Pourquoi Samuel Paty n'a-t-il pas fait l'objet d'une protection policière ?

Pourquoi Samuel Paty n'a-t-il pas fait l'objet d'une protection policière ?
Police

DRAME - Une note confidentielle des services de renseignement relate en détail les faits survenus au collège du Bois d'Aulne depuis le 5 octobre. Le conflit avec un des parents d'élèves y est consigné, tout comme les menaces téléphoniques reçues par le principal et le collège. Reste une question : pourquoi l'enseignant n'a-t-il pas bénéficié d'une protection policière ?

Il avait été entendu au commissariat le 12 octobre dernier et avait déposé une plainte. Alors pourquoi Samuel Paty, le professeur de 47 ans, assassiné par décapitation par un jeune islamiste russe d'origine tchétchène, n'a-t-il pas fait l'objet d'une protection policière, au vu des menaces dont il était la cible ? Entre le cours du lundi 5 octobre où il avait présenté la caricature qui lui a coûté la vie et l’assassinat du professeur vendredi 16 octobre en fin d’après-midi à Conflans-Sainte-Honorine, à moins de 300 mètres de l'établissement dans lequel il enseignait l'histoire et la géographie, l’Education nationale a-t-elle joué son rôle et pris la mesure des tensions ? Autant de questions auxquelles l’enquête devra tenter d'apporter des éclaircissements. 

Seule certitude à ce stade des investigations, les menaces qui visaient l'enseignant ont fait l'objet de remontées et ont été prises très au sérieux par les services de renseignements.

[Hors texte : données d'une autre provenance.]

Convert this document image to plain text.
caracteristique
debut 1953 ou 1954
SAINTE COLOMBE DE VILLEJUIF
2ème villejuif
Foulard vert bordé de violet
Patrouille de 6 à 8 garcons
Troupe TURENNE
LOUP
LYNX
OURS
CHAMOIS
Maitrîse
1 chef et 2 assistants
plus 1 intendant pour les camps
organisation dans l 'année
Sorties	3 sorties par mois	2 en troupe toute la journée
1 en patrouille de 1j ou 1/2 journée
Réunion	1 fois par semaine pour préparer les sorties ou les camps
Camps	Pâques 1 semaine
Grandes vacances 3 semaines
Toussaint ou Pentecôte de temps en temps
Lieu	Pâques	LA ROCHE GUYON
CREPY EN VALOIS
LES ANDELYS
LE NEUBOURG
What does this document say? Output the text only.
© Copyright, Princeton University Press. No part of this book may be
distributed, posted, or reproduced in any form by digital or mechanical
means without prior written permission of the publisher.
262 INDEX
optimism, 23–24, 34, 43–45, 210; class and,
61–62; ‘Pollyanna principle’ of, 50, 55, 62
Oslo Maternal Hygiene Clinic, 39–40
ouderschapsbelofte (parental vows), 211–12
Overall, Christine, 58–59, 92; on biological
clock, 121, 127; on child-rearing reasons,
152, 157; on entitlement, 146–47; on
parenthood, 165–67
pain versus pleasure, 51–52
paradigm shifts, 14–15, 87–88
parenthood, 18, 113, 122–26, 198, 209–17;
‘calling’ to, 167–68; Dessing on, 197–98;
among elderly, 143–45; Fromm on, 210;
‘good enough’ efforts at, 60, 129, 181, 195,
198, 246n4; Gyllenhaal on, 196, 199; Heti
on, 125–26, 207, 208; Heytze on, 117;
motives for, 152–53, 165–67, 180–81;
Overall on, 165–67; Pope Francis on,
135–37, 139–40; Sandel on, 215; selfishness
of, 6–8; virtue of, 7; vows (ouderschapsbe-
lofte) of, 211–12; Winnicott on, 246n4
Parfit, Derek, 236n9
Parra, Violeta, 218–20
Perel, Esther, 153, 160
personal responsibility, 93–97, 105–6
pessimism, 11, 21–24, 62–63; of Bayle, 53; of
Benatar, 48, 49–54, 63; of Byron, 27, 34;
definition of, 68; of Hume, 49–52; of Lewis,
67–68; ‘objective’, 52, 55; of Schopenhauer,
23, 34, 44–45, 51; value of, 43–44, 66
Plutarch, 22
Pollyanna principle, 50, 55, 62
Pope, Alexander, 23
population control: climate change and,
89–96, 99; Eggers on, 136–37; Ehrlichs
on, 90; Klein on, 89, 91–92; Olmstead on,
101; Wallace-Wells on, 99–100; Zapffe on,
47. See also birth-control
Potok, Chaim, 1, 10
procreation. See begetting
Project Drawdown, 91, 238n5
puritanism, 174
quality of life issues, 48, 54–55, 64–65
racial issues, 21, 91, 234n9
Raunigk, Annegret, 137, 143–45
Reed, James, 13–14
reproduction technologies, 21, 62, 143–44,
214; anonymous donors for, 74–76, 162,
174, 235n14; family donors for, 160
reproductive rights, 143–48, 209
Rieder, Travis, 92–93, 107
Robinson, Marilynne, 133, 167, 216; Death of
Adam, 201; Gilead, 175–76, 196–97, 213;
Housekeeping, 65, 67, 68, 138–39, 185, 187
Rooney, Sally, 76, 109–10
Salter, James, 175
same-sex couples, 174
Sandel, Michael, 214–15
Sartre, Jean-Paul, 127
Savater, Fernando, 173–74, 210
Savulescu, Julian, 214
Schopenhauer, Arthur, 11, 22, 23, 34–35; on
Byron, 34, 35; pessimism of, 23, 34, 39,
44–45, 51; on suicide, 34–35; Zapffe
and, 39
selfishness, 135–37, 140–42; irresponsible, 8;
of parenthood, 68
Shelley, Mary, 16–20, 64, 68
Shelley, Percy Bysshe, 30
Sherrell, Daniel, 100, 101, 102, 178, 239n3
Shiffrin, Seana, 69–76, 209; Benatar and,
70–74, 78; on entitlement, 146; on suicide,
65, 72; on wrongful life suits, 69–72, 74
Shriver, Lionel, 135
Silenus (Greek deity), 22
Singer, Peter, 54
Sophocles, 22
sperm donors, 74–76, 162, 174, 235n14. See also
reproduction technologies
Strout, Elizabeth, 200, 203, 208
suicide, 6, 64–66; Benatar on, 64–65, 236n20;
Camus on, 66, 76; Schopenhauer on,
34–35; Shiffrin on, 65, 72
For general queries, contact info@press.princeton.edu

Dans une note confidentielle datée du début de la semaine, les policiers y relatent en détail les faits survenus au collège du Bois d'Aulne et le cours consacré à la liberté d'expression du professeur d'histoire. Le conflit avec un des parents d'élèves y est également consigné, ainsi que les menaces téléphoniques reçues par le principal et le collège à la suite d'une vidéo désignant le professeur d'histoire à la vindicte pour avoir montré des caricatures de Mahomet. "La communication entre la direction et les familles a visiblement permis d’apaiser les tensions", conclut la note.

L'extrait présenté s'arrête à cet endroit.